I’m not going out on any limb when I say that many or even most renters will not reinvest those money savings and will instead use it for consumer goods which are the least desirable options in terms of building your personal wealth. Things like cars, furniture, and vacations instantly decline in value and eventually have none. Dining out, attending sporting events, and other such things are expensive and return nothing to your net worth at all. In other words, the rent argument works only if the renter invests the rental savings instead of consuming the money.

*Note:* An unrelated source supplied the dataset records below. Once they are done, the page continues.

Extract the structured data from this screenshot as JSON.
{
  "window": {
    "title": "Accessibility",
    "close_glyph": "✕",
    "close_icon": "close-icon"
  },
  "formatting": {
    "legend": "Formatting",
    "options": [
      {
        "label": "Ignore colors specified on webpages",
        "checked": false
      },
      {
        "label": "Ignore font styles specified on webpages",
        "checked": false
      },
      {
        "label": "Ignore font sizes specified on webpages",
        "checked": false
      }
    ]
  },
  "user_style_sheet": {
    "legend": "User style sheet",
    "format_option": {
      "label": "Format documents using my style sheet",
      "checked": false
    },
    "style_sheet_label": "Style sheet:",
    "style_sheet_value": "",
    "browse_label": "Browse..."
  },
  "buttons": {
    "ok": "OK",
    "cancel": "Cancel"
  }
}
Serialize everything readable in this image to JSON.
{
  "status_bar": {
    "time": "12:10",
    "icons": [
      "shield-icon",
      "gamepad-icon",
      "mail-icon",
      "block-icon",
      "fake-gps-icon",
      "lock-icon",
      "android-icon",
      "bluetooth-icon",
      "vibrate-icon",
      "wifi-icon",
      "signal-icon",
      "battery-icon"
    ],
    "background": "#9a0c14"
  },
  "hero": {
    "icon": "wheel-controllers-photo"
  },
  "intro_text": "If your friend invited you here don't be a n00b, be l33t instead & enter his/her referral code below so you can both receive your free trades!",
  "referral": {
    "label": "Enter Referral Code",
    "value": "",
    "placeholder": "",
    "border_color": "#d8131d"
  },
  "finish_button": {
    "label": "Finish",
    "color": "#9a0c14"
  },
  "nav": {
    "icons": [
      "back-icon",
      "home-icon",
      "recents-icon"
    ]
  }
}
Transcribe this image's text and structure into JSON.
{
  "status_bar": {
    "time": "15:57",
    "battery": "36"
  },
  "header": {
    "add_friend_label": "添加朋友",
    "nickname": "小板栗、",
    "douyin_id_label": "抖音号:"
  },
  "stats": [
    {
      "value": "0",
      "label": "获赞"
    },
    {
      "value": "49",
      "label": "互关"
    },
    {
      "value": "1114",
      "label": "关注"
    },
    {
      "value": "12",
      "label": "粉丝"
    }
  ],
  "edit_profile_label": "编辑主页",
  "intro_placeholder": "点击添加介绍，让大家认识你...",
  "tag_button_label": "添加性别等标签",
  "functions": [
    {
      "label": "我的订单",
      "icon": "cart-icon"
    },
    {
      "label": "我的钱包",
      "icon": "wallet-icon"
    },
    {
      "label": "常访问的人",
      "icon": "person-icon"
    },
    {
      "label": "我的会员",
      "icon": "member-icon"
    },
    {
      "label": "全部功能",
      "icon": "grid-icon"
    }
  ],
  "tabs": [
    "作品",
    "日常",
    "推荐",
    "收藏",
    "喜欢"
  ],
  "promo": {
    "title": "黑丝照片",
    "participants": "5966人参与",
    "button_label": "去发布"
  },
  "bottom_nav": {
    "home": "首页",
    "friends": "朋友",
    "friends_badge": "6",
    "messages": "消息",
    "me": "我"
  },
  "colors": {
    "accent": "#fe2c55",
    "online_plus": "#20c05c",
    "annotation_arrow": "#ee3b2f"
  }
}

To be totally realistic, despite the wild gains in the stock market to its now record levels, investment in stocks and bonds is at the very least as risky as the housing market if not more so. The market drops and rises as a matter of routine and can be affected if someone somewhere “sneezes” these days even though it always has increased over time in the long term just like home ownership does.
Here’s Some Simple Math
If you bought a new home in 1976 (which averaged $48,000) and you still own it today, its now worth about $385,000 and your home has appreciated over 800%. While the market has of course risen from a high 1,004 in 1976 to over 25,000 today, one still has to consider that you have lived for 40 years in your home, had tax advantages, and have earned $300,000 in equity from it. Oh, and by the way, even with the tax law changes, the tax advantages of homeownership which have been around since 1913 will still remain for those who pay interest and real estate taxes (although limited under the new law).
Renting over that same period of time means that each lease period, perhaps every year, you would be subject to rental increases, have no or little tax advantages, and in fact may not have had the space you need for a growing family among other things.
If your initial stock investments were $300 back in 1976, (about 25% of a month’s average salary back then) and you contributed regularly every month to your stock accounts, there is no guarantee that your wealth would have increased as much as home ownership and equity did. In fact, there’s no guarantee it would increase at all. Even when the market is breaking records, some stocks decline and some even cease to exist. Some people really do lose money.
Let’s Get Real Please
When you consider just under half of all Americans are not invested in the stock market, the forced “savings” of a monthly mortgage payment is a key reason why housing has served as an engine of growth for the middle class over the last 70 years.
As long as home values don’t fall and never recover, which has never happened with the glaring exception of the recent recession; homeowners are building a nest egg. They have also been getting tax advantages. That is changing under the new tax plan, which curbs the tax benefits for some. This change may alter the American Dream of home ownership and the building of wealth! It still remains to be seen so stay tuned.
Real estate is a great investment not only living in a home you own but in also being a landlord or investing in real estate-related stocks and commodities. I certainly wouldn’t put all my eggs in any one basket and that includes homeownership and/or investing in the market. A diversified wealth building strategy in them both is my choice and I’m living proof it does work.
What is your experience with homeownership and renting? Do you own or rent? Do you think you would have done better financially or can do better investing and renting rather than buying a home of your own? What is your philosophy on how to build wealth?